Explainer: Chile attempts to block China from prize lithium asset

SANTIAGO/VANCOUVER (Reuters) - Chile's government has asked antitrust regulators to block the sale of a 32 percent stake in Chilean lithium company SQM SQM_pb.SN to a Chinese firm on the grounds it would give it an unfair advantage in the global race to secure resources to develop electric vehicles.

Chile development agency Corfo, which oversees SQM’s lithium leases in the Salar de Atacama, claimed in a 37-page complaint filed on Friday that the purchase of a stake in SQM by “Tianqi Lithium, or any entity related to it directly or indirectly (including companies controlled by the government of China)” would “gravely distort market competition.”


It was unclear if Corfo’s complaint, if upheld, would block all potential Chinese bidders for the stake. But it certainly seeks to block Tianqi Lithium, one of China’s top lithium producers.

SQM and Tianqi are “extremely close competitors ... and were one to acquire an interest in the other - even minority - it would have serious anti-competitive impacts on the market,” Eduardo Bitran, the now former head of Corfo, wrote in the complaint.

Together, Tianqi and SQM, the world’s second biggest lithium producer after U.S.-based Albemarle Corp, would control 70 percent of the global lithium market, the document said.

A combined Tianqi-SQM would be in a strong bargaining position, given the companies’ outsized control of the lithium supply, for everything from prices to royalty payments, a source close to SQM said.

Tianqi, through Talison Lithium which it controls, is also in a joint venture with Albemarle in Australia where they own the world’s biggest lithium mine, Greenbushes.

“The natural obvious buyer (of the SQM stake) are the Chinese ... it does tend to make an industry that is already an oligopoly even stronger to the detriment of potential new entrants,” said Chris Berry, an independent energy metals analyst based in New York.


An equity stake in SQM worth over $4 billion is in play.

The stake is being sold by Canadian fertilizer company Nutrien Ltd - formerly Potash Corp of Saskatchewan - which has to offload its 32 percent interest to meet regulatory requirements after its merger with a rival fertilizer company to create Nutrien. SQM is also a significant fertilizer producer.

Nutrien is likely reaching out to the new Chilean administration to gauge whether there will be any change in the status of Corfo’s complaint, said Edward Jones analyst Dan Sherman, who covers Nutrien.

But the company would hesitate to take any steps that might prolong the uncertainty and drag out the sale process, since lithium is a hot commodity, he said.

“I think what they’re more concerned about is doing this with reasonable speed. They’re still going to get an incredible price for it,” Sherman said.

Nutrien chief executive Chuck Magro said in February that he was aiming to sell the SQM stake by the end of 2018.

Nutrien spokesman Richard Downey declined to comment.


As well as Tianqi, four other companies, all Chinese except for global miner Rio Tinto, were also vying for the Nutrien stake, according to former Corfo head Bitran.

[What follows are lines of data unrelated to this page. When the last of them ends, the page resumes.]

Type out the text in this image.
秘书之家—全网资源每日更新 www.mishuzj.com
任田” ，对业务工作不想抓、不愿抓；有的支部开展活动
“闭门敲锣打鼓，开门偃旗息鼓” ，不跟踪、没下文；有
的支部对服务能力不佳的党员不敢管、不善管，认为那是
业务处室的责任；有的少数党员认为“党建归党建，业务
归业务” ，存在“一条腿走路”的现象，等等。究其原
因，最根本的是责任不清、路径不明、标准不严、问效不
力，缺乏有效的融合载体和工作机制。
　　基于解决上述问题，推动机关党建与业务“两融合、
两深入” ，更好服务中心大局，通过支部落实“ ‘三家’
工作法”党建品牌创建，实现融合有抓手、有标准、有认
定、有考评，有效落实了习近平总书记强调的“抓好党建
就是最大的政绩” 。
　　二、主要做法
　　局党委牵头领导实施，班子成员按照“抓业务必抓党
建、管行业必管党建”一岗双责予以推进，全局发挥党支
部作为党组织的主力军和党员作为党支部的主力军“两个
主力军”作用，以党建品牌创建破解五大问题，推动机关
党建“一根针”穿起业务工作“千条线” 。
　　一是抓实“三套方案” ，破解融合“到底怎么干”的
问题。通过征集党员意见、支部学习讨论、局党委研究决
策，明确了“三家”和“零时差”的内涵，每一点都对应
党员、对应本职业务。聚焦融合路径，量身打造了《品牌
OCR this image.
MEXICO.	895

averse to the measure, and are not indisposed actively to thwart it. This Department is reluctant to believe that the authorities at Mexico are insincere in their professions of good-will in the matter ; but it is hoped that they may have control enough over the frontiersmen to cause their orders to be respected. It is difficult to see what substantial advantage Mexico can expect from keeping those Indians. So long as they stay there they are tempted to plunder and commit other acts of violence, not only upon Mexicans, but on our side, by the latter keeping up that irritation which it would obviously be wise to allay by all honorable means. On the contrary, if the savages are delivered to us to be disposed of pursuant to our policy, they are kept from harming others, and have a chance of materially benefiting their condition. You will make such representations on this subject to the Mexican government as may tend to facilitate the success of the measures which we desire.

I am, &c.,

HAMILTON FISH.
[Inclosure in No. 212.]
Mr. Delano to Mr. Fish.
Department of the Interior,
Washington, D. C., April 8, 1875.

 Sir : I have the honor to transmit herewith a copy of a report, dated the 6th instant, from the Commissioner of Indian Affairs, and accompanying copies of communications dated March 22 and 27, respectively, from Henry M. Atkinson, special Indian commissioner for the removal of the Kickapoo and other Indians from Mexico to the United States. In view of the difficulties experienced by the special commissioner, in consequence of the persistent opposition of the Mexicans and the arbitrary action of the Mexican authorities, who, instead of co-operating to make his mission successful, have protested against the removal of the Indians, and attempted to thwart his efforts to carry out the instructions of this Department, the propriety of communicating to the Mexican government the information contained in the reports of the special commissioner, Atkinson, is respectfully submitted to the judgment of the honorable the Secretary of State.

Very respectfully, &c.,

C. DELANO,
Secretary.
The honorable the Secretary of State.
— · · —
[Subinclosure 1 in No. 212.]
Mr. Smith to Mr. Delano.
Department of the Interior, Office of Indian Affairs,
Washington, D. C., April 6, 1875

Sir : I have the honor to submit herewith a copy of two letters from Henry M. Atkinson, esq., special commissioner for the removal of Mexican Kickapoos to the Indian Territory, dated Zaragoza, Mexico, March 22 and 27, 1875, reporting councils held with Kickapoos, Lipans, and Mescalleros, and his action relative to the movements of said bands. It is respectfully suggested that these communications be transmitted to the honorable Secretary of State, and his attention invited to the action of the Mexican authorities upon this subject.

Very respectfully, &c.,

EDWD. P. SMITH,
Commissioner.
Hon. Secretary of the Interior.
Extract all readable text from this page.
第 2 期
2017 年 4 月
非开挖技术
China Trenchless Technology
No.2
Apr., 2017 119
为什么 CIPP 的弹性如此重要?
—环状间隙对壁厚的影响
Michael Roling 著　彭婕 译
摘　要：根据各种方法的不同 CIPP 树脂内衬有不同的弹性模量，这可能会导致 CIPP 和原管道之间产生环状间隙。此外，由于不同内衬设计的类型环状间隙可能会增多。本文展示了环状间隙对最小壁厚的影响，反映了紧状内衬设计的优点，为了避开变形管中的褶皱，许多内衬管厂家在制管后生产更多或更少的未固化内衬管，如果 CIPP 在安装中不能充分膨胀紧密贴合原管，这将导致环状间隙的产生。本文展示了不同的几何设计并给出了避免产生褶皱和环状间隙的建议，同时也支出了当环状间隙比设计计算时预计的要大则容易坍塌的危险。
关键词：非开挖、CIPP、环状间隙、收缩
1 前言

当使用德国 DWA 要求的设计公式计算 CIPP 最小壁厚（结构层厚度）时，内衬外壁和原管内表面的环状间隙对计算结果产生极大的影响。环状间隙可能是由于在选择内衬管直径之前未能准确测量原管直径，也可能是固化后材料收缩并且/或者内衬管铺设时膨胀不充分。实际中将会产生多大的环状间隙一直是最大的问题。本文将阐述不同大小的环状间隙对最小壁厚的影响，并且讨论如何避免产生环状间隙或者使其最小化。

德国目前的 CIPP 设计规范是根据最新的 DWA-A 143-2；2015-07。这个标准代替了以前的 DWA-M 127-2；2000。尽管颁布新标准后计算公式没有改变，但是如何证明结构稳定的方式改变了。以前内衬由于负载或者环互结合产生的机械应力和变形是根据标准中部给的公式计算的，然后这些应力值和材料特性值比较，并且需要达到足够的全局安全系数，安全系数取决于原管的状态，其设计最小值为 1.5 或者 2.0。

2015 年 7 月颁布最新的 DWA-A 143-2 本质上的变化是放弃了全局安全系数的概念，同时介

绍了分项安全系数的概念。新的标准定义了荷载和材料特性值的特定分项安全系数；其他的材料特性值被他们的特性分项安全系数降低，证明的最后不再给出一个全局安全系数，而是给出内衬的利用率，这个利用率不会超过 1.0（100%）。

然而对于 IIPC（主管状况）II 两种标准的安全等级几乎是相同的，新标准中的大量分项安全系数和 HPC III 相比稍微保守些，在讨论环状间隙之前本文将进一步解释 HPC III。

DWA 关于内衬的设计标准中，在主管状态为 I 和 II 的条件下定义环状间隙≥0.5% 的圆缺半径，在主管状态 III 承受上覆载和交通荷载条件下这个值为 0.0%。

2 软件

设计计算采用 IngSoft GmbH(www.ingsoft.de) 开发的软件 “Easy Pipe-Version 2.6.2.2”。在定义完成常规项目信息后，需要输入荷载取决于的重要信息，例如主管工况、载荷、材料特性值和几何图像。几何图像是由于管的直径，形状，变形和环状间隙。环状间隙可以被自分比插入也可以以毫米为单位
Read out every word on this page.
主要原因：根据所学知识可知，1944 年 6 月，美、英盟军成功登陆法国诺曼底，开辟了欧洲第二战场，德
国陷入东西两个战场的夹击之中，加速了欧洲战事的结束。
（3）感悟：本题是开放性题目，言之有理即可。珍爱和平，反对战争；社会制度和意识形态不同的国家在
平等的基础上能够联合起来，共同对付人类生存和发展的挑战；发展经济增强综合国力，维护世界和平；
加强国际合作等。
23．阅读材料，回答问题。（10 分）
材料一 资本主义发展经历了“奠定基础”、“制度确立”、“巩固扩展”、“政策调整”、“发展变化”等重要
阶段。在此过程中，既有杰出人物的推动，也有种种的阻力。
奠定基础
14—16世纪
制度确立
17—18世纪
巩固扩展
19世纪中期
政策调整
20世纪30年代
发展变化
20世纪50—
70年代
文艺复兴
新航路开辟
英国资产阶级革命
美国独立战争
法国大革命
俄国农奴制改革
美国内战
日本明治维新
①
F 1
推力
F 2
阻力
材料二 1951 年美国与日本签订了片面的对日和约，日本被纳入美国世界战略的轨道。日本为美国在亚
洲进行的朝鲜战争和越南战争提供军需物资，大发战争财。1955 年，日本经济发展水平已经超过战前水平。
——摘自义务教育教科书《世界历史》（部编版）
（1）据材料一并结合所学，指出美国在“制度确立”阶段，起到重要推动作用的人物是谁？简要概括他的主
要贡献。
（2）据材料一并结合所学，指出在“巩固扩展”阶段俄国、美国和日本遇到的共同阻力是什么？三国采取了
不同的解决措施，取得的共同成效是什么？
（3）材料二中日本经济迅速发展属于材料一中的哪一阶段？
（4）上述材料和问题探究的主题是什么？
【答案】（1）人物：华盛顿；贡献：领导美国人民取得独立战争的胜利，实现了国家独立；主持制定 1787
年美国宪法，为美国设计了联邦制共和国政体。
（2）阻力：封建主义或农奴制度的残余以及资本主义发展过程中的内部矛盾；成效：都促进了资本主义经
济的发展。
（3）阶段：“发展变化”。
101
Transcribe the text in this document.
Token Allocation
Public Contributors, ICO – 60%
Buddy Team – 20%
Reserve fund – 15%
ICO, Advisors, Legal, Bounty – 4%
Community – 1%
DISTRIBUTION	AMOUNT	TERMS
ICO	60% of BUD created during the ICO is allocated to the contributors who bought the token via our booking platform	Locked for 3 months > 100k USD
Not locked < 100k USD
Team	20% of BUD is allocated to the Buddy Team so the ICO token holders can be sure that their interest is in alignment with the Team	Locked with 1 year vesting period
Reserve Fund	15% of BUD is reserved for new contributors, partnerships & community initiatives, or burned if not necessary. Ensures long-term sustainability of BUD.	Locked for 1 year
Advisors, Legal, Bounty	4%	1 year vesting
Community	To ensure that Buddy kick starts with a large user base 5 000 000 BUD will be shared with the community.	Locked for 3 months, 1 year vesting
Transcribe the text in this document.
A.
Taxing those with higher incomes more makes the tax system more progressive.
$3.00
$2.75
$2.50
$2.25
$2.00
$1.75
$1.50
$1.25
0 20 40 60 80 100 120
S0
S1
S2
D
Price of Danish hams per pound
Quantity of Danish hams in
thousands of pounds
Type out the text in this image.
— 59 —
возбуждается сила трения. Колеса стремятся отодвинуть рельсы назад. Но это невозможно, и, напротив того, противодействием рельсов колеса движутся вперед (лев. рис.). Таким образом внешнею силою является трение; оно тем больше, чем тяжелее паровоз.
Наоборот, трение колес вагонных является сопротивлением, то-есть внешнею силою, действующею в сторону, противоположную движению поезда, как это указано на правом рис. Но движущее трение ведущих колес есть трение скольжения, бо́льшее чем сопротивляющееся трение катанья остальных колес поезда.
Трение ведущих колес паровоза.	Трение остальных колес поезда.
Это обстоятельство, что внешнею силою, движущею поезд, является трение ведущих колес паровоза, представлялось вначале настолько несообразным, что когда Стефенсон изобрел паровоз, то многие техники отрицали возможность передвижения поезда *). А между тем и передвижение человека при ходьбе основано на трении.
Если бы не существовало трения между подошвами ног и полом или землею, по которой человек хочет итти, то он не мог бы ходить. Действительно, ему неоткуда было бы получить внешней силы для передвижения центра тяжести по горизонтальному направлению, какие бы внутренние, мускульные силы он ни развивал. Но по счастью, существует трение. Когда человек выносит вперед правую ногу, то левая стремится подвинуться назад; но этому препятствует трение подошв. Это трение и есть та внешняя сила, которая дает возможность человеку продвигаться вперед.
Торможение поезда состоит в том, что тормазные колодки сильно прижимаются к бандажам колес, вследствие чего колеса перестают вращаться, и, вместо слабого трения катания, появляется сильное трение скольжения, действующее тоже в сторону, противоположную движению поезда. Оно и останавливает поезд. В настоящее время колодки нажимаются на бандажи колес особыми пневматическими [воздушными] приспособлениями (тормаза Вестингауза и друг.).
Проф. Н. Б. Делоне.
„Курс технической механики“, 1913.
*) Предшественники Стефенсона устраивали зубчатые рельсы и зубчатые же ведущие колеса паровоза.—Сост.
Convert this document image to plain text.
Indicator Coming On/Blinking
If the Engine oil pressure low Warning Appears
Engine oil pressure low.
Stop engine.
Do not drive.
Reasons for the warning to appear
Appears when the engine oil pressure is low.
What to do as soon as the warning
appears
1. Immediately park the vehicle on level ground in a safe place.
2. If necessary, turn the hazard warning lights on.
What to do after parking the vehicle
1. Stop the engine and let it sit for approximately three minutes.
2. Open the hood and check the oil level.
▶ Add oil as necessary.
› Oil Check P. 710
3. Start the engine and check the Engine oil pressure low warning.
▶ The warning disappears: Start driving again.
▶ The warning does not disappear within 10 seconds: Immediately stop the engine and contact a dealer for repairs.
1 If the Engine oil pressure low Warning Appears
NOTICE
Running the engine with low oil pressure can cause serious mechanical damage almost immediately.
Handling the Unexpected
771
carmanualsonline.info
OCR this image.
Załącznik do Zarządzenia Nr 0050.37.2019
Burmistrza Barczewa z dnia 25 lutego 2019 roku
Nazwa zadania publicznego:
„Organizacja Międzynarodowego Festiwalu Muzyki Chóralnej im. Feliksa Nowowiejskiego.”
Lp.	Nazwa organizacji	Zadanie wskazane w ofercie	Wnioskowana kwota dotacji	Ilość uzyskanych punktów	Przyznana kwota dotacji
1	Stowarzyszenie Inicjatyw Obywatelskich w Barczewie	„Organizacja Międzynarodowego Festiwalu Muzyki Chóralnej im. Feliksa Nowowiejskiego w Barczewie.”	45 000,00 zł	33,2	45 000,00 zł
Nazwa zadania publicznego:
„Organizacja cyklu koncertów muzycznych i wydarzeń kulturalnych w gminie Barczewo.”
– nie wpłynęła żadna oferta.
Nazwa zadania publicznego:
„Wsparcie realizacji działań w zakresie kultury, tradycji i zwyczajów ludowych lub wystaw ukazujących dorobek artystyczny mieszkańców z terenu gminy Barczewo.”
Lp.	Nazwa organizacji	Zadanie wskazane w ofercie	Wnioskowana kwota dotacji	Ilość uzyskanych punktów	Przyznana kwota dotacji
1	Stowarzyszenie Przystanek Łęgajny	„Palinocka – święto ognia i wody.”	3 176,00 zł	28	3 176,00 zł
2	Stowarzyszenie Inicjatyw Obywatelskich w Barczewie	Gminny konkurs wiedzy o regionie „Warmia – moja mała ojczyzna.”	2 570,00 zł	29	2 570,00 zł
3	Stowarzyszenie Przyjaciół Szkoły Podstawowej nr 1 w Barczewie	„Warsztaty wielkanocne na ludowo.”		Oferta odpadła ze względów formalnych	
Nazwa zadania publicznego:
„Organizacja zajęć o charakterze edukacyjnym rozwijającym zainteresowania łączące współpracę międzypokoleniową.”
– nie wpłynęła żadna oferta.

Rio Tinto declined to comment. Bloomberg reported in January that Rio had dropped out of the bidding after studying information in the data room, quoting unnamed people familiar with the matter.

Chinese private equity firm GSR Capital was considering a bid for the stake, banking sources told Reuters last November.

Two other Chinese firms previously seen as potential bidders - state-owned Sinochem Group [SINOC.UL] and Ningbo Shanshan - have both said that they were not participating.

Outside of the deep pockets of Chinese firms, another individual buyer may be hard for Chile to find. The block of equity may have to be sold to a number of institutional investors, the source close to SQM said.


Chilean antitrust regulator FNE will review the complaint. FNE investigations typically follow a three-part procedure: a six-month admissibility study, the investigation, and a final report and recommendation which can include taking the case before Chile’s anti-trust tribunal.

FNE said the agency would not comment on the specifics of the case.

A new Chilean government was sworn in on Sunday, two days after the Corfo complaint was submitted. It is not yet known what position the new administration will take on the issue.

Bitran, an appointee of the previous center-left government, has left his post and his replacement has yet to be announced by the incoming conservative administration.